だから私は雨の日が好き。【冬の章】※加筆修正版
「一緒に見つけようよ、お互いの知らなかった相手を」
「それは、本当の自分ということ?」
「そう。本当の自分を、お互いを受け止められる存在になりたい」
この人を受け止められる存在に。
なれるのならば、私は今すぐになりたい。
ありのままの私を受け止めてくれた湊のために。
まだまだ大切にしてあげられないけれど。
いつか、私が傍にいてよかった、と。
そう想ってくれる存在で、ありたい。
「きっとなれるよ。だって、こんなに湊のこと好きだもの」
そうだね、と言って湊は笑っていた。
結局、喧嘩にならない喧嘩だったけれど、私達はお互いのことを見つけた気がした。
その日、私は初めて湊の頭を抱えて眠った。
私の胸に顔を埋める湊は、とても幸せそうな顔をしていた。
いつもこんな風に私のことを見ているのかな、と想うと少しだけ恥ずかしい気持ちだったけれど。

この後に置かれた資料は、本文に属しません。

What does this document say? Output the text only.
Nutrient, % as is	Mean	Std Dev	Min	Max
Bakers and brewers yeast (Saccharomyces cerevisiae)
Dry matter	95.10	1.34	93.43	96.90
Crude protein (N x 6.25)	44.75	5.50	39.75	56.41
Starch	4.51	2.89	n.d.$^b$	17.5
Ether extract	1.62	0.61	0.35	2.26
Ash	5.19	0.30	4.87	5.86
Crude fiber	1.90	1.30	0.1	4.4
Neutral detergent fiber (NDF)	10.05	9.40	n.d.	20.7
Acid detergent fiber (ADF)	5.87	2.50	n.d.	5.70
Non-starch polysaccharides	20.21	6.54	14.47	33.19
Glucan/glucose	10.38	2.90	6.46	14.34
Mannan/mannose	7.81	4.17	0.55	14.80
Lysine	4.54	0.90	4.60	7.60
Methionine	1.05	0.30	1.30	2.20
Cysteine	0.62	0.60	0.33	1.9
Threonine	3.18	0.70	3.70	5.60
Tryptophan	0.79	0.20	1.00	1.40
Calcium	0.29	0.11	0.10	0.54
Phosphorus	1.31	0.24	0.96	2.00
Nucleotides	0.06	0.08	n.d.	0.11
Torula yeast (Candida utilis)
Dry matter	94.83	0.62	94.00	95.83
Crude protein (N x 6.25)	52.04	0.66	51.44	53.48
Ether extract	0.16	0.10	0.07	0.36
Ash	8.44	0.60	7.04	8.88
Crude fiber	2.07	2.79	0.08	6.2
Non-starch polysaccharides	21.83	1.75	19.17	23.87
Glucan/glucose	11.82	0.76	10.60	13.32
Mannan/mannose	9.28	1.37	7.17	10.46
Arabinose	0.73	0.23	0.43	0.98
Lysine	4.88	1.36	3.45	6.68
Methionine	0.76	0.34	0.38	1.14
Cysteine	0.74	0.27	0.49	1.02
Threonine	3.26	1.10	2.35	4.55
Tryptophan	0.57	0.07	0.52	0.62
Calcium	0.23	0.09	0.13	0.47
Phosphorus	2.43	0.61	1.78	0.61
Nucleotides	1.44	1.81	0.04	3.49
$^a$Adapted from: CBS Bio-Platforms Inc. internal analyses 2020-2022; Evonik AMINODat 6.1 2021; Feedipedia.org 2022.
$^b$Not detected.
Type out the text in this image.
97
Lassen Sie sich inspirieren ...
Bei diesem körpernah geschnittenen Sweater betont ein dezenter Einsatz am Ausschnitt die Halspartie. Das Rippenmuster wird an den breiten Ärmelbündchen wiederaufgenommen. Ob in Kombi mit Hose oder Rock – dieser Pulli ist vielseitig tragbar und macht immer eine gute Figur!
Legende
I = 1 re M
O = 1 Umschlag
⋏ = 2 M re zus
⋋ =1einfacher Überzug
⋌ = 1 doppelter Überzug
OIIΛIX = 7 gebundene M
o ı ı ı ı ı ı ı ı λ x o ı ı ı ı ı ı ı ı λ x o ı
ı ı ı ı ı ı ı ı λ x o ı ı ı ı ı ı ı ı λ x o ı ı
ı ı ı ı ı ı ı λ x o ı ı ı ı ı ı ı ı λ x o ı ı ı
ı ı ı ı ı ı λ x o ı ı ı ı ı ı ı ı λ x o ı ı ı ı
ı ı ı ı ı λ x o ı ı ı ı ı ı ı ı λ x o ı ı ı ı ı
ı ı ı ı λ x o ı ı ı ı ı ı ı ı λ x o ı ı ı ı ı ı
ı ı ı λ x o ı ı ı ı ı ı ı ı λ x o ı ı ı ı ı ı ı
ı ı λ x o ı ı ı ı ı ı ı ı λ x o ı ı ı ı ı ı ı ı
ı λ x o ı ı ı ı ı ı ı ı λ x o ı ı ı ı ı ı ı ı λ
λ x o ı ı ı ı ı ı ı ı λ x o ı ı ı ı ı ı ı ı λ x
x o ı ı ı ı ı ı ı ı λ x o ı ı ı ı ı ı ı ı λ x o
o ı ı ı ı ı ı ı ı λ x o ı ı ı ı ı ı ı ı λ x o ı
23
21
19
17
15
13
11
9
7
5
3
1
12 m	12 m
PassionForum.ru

これもまた『初めての湊』だなと、幸せを噛み締めていた。
風花は静かに降り続けていた。
一つ一つの欠片は小さく儚いけれど、降り続ける強さを持っていた。
あんな風に、私たちの気持ちも積もっていけばいいのに。
そんな願いを込めて窓の外を見つめ、私もゆっくり目を閉じた。